Above, scientists tell us about what’s happened in Earth’s deep past when the process went to extremes.
The oceans are getting warmer — they are, after all, where 90 percent of global warming actually ends up. And when they warm up they expand, because that’s what warm water does. This raises our sea levels, but it also has another effect — it reduces the amount of oxygen dissolved in the water. That’s simply physics: Warmer water contains less oxygen.
But it’s worse: If surface water is warmer, it doesn’t mix down as much into the ocean depths any longer. It’s less dense, and so less capable of doing that. That means that oxygen that enters the ocean in its upper layers — either through exchange with the atmosphere, or because it is generated by tiny photosynthesizing microorganisms, called phytoplankton, that hang out up there — won’t mix down into the deep as often.
“What’s happening is, there’s a physical mechanism that impedes the delivery of surface waters into the interior,” said Matthew Long, an oceanographer with the National Center for Atmospheric Research who is lead author of a troubling new study on what scientists call the “deoxygenation” of the oceans. The work appeared in Global Biogeochemical Cycles, co-authored with Curtis Deutsch of the University of Washington and Taka Ito of the Georgia Institute of Technology.
The problem is that marine life needs oxygen. If there’s less of it, that could expand the number of areas sometimes called “oxygen minimum zones” where plants, fish, and other organisms would struggle to survive.
Now, in the new study, Long and his colleagues have found that some parts of the ocean are already likely showing an oxygen deficiency, due to the effects of global warming.

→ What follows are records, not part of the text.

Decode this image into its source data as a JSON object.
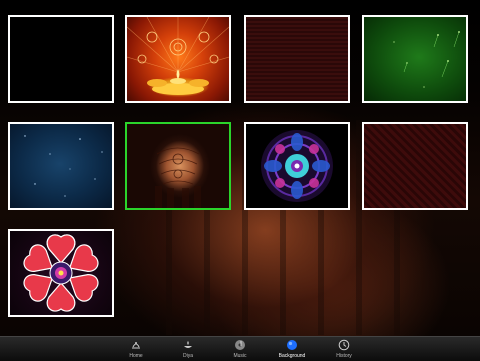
{
  "backgrounds": [
    {
      "id": "black",
      "selected": false
    },
    {
      "id": "diya-orange",
      "selected": false
    },
    {
      "id": "dark-red",
      "selected": false
    },
    {
      "id": "green-sparkle",
      "selected": false
    },
    {
      "id": "blue-stars",
      "selected": false
    },
    {
      "id": "henna-hands",
      "selected": true
    },
    {
      "id": "rangoli-mandala",
      "selected": false
    },
    {
      "id": "red-pattern",
      "selected": false
    },
    {
      "id": "rangoli-hearts",
      "selected": false
    }
  ],
  "tabbar": {
    "tabs": [
      {
        "label": "Home",
        "icon": "home-icon",
        "active": false
      },
      {
        "label": "Diya",
        "icon": "diya-icon",
        "active": false
      },
      {
        "label": "Music",
        "icon": "music-icon",
        "active": false
      },
      {
        "label": "Background",
        "icon": "background-icon",
        "active": true
      },
      {
        "label": "History",
        "icon": "clock-icon",
        "active": false
      }
    ]
  },
  "colors": {
    "selected_border": "#2bd42b",
    "tile_border": "#ffffff",
    "active_tab_icon": "#1e6fff"
  }
}
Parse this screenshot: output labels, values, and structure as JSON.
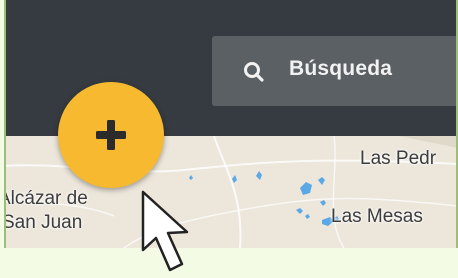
{
  "search": {
    "label": "Búsqueda",
    "icon": "search-icon"
  },
  "fab": {
    "icon": "plus-icon",
    "color": "#f6b92f"
  },
  "map": {
    "places": [
      {
        "name": "Las Pedr"
      },
      {
        "name": "Alcázar de"
      },
      {
        "name": "San Juan"
      },
      {
        "name": "Las Mesas"
      }
    ]
  },
  "colors": {
    "topbar": "#363b41",
    "search_box": "#5b6065",
    "map_land": "#ece6db",
    "water": "#5aa9e6",
    "page_background": "#f4fbe4"
  },
  "cursor": {
    "icon": "mouse-pointer-icon"
  }
}
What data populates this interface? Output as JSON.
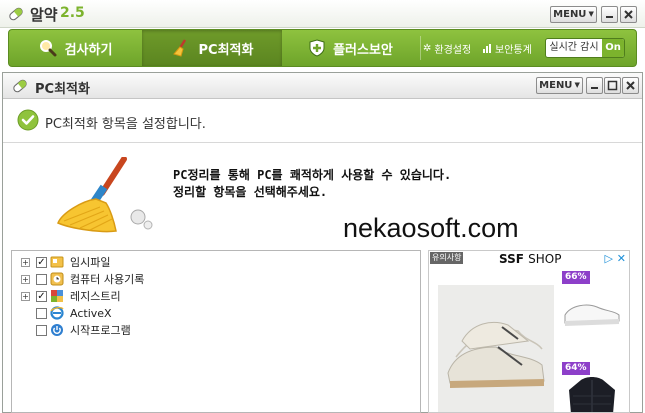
{
  "app": {
    "name": "알약",
    "version": "2.5",
    "menu_label": "MENU"
  },
  "nav": {
    "tabs": [
      {
        "label": "검사하기",
        "icon": "magnifier-icon",
        "active": false
      },
      {
        "label": "PC최적화",
        "icon": "broom-icon",
        "active": true
      },
      {
        "label": "플러스보안",
        "icon": "shield-plus-icon",
        "active": false
      }
    ],
    "settings_label": "환경설정",
    "stats_label": "보안통계",
    "realtime_label": "실시간 감시",
    "realtime_state": "On"
  },
  "panel": {
    "title": "PC최적화",
    "menu_label": "MENU",
    "status_text": "PC최적화 항목을 설정합니다.",
    "intro_line1": "PC정리를 통해 PC를 쾌적하게 사용할 수 있습니다.",
    "intro_line2": "정리할 항목을 선택해주세요."
  },
  "watermark": "nekaosoft.com",
  "tree": {
    "items": [
      {
        "label": "임시파일",
        "expandable": true,
        "checked": true,
        "icon": "folder-icon"
      },
      {
        "label": "컴퓨터 사용기록",
        "expandable": true,
        "checked": false,
        "icon": "history-icon"
      },
      {
        "label": "레지스트리",
        "expandable": true,
        "checked": true,
        "icon": "registry-icon"
      },
      {
        "label": "ActiveX",
        "expandable": false,
        "checked": false,
        "icon": "ie-icon"
      },
      {
        "label": "시작프로그램",
        "expandable": false,
        "checked": false,
        "icon": "power-icon"
      }
    ]
  },
  "ad": {
    "tag": "유의사항",
    "brand": "SSF",
    "brand_suffix": "SHOP",
    "discounts": [
      "66%",
      "64%"
    ]
  },
  "colors": {
    "brand_green": "#7cb32d",
    "nav_green_dark": "#5b8520",
    "discount_purple": "#8d3fc9"
  }
}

And by around the year 2030, their model suggests, the human role in driving widespread ocean oxygen loss will be even more apparent if greenhouse gas emissions continue unchecked.

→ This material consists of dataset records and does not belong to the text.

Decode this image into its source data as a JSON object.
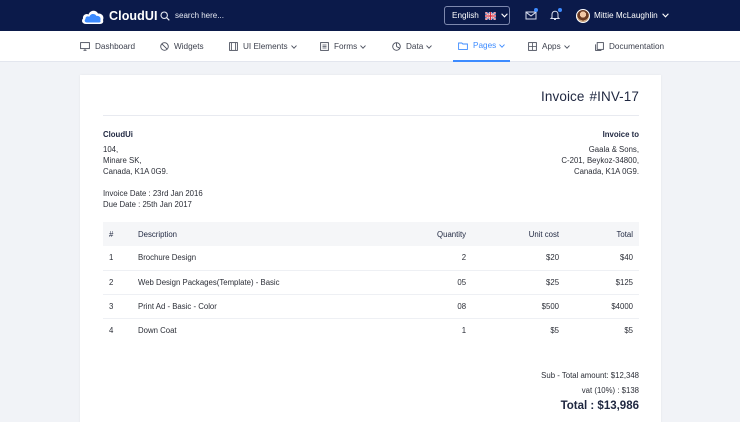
{
  "topbar": {
    "brand": "CloudUI",
    "search_placeholder": "search here...",
    "language": "English",
    "user_name": "Mittie McLaughlin"
  },
  "nav": {
    "items": [
      {
        "label": "Dashboard",
        "icon": "monitor-icon"
      },
      {
        "label": "Widgets",
        "icon": "no-entry-icon"
      },
      {
        "label": "UI Elements",
        "icon": "frame-icon"
      },
      {
        "label": "Forms",
        "icon": "list-icon"
      },
      {
        "label": "Data",
        "icon": "pie-icon"
      },
      {
        "label": "Pages",
        "icon": "folder-icon",
        "active": true
      },
      {
        "label": "Apps",
        "icon": "grid-icon"
      },
      {
        "label": "Documentation",
        "icon": "document-icon"
      }
    ]
  },
  "invoice": {
    "title_word": "Invoice",
    "number": "#INV-17",
    "from": {
      "name": "CloudUi",
      "lines": [
        "104,",
        "Minare SK,",
        "Canada, K1A 0G9."
      ]
    },
    "to": {
      "heading": "Invoice to",
      "lines": [
        "Gaala & Sons,",
        "C-201, Beykoz-34800,",
        "Canada, K1A 0G9."
      ]
    },
    "invoice_date": "Invoice Date : 23rd Jan 2016",
    "due_date": "Due Date : 25th Jan 2017",
    "table": {
      "headers": [
        "#",
        "Description",
        "Quantity",
        "Unit cost",
        "Total"
      ],
      "rows": [
        [
          "1",
          "Brochure Design",
          "2",
          "$20",
          "$40"
        ],
        [
          "2",
          "Web Design Packages(Template) - Basic",
          "05",
          "$25",
          "$125"
        ],
        [
          "3",
          "Print Ad - Basic - Color",
          "08",
          "$500",
          "$4000"
        ],
        [
          "4",
          "Down Coat",
          "1",
          "$5",
          "$5"
        ]
      ]
    },
    "subtotal": "Sub - Total amount: $12,348",
    "vat": "vat (10%) : $138",
    "total": "Total : $13,986"
  },
  "colors": {
    "topbar_bg": "#0b1a4a",
    "accent": "#3d8bff",
    "page_bg": "#f1f3f7"
  }
}
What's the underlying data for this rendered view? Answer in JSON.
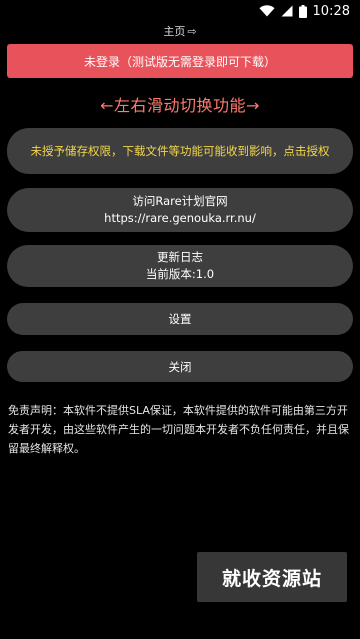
{
  "status_bar": {
    "time": "10:28"
  },
  "top_bar": {
    "title": "主页",
    "arrow": "⇨"
  },
  "login_banner": {
    "text": "未登录（测试版无需登录即可下载）"
  },
  "swipe_hint": {
    "text": "←左右滑动切换功能→"
  },
  "permission_notice": {
    "text": "未授予储存权限，下载文件等功能可能收到影响，点击授权"
  },
  "website": {
    "title": "访问Rare计划官网",
    "url": "https://rare.genouka.rr.nu/"
  },
  "changelog": {
    "title": "更新日志",
    "version": "当前版本:1.0"
  },
  "settings": {
    "label": "设置"
  },
  "close": {
    "label": "关闭"
  },
  "disclaimer": {
    "text": "免责声明：本软件不提供SLA保证，本软件提供的软件可能由第三方开发者开发，由这些软件产生的一切问题本开发者不负任何责任，并且保留最终解释权。"
  },
  "watermark": {
    "text": "就收资源站"
  },
  "colors": {
    "banner": "#e8525a",
    "hint": "#ff7b6e",
    "notice": "#f2d64a",
    "card": "#3e3e3e"
  }
}
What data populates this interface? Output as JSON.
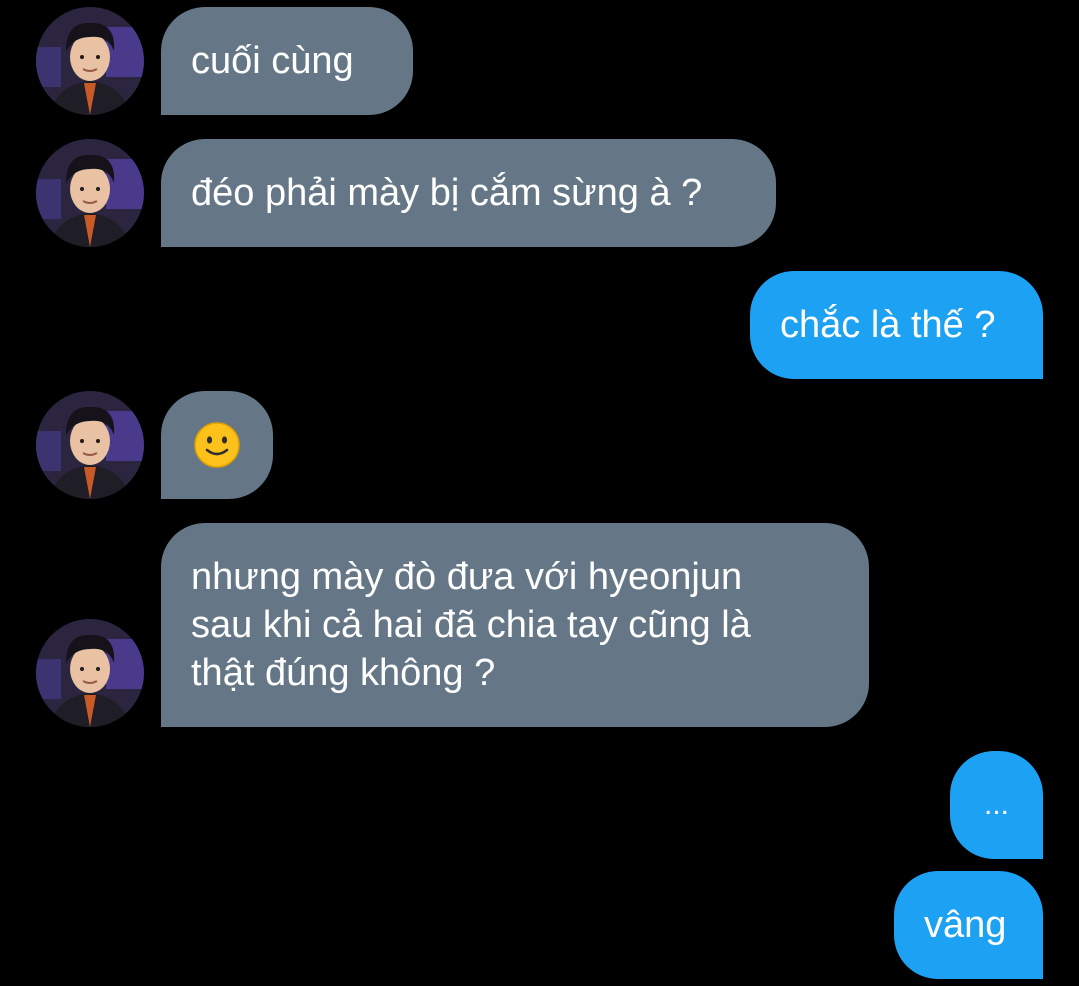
{
  "colors": {
    "background": "#000000",
    "incoming_bubble": "#657786",
    "outgoing_bubble": "#1da1f2",
    "text": "#ffffff"
  },
  "messages": [
    {
      "sender": "other",
      "text": "cuối cùng",
      "avatar": "profile-photo"
    },
    {
      "sender": "other",
      "text": "đéo phải mày bị cắm sừng à ?",
      "avatar": "profile-photo"
    },
    {
      "sender": "self",
      "text": "chắc là thế ?"
    },
    {
      "sender": "other",
      "emoji": "slightly-smiling-face-icon",
      "avatar": "profile-photo"
    },
    {
      "sender": "other",
      "text": "nhưng mày đò đưa với hyeonjun\nsau khi cả hai đã chia tay cũng là\nthật đúng không ?",
      "avatar": "profile-photo"
    },
    {
      "sender": "self",
      "text": "..."
    },
    {
      "sender": "self",
      "text": "vâng"
    }
  ]
}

“Its fairly widespread detection….is basically evident in the 2030s to 2040s decade,” Long said.
What they found is sobering. Deoxygenation due to human-made global warming is already detectable in the southern Indian Ocean, and in some regions in the eastern tropical Pacific and Atlantic. By 2030 to 2040—two decades from now—they expect to see more and more widespread deoxygenation over the globe. By the year 2100 (which is how far into the future they ran the models) a significant fraction of the global oceans will see some deoxygenation due to human activity.
This is, obviously, bad. The amount of deoxygenation may not be very much, just a drop of a few percent. But as we learned with increasing carbon dioxide levels in the atmosphere, and rising temperatures, it doesn’t take much change to destabilize a system.
The worst effects will come from areas already low in oxygen, called hypoxic zones, where the levels can be as much as 70–90 percent lower than average, and in suboxic zones, where it’s even lower. In those regions, a few percent drop can mean the difference between life barely holding on, and death.
Even when the change isn’t so dramatic, it can be devastating. You might think of the ocean as one big fish tank, but it’s actually incredibly diverse, depending on water temperatures, currents, pressure, and more. Changes in oxygen levels in the water reduce marine life habitats, stressing the inhabitants there. Changes in regional oxygen levels have caused migrations of fish, and even massive die-offs. Besides the effect on the life there, this has an impact on human activity including fishing, on which many countries depend.
Mind you, about half the oxygen we breathe comes from ocean phytoplankton. Messing with their habitat is like setting fire to your own house. Which is pretty much what we’re doing.